FLOATING POINTS
Cascade (Ninja Tune)
After being very taken with Sam Shepherd aka Floating Points’ Promises, a 2021 album collaboration with the London Symphony Orchestra and legendary jazz saxophonist Pharoah Sanders, I was interested in diving into his solo electronically-focussed work finally. Cascade may have untethered the British-born Shepherd from his classical and jazz experimentations – also foundational in his academic roots studying composition – but the inherent airiness of both that genre foray and his stage name remains in this new album, creating a listening experience that fluidly percolates between dizzy highs and delicate lows.
Cascade’s opener Vocoder is tagged as a ‘Club Mix’ but needs no explanation, sonically situating you in a darkened room of sweaty, jumping bodies as its jittering, clanging and bouncing layers hold, uplift and break against the walls of an imagined Manchester dancefloor, the city Shepherd credits as an important adolescent influence.

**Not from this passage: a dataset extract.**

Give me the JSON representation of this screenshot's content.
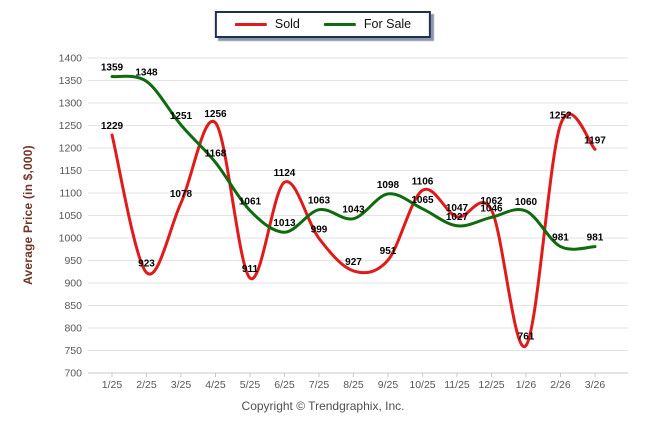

Birth4000 feels like it owes a debt to Donna Summer’s I Feel Love in sound and construction while Del Oro is a simmering tribute to the trance of the mid-90s. Ocotillo is where Shepherd begins the ‘comedown’: a hymnal suite that blossoms slowly and grows in unexpected directions, inspired by time spent in the Californian desert observing cactus-like plants rather than digging through Factory Records’ archives.
With Tilt Shift and Ablaze, Floating Points’ Cascade ends with the mellowing creep of the next day, the latter eschewing beats altogether in favour of a gentle instrumental hum, a weary head sinking into the pillow as sleep sets in.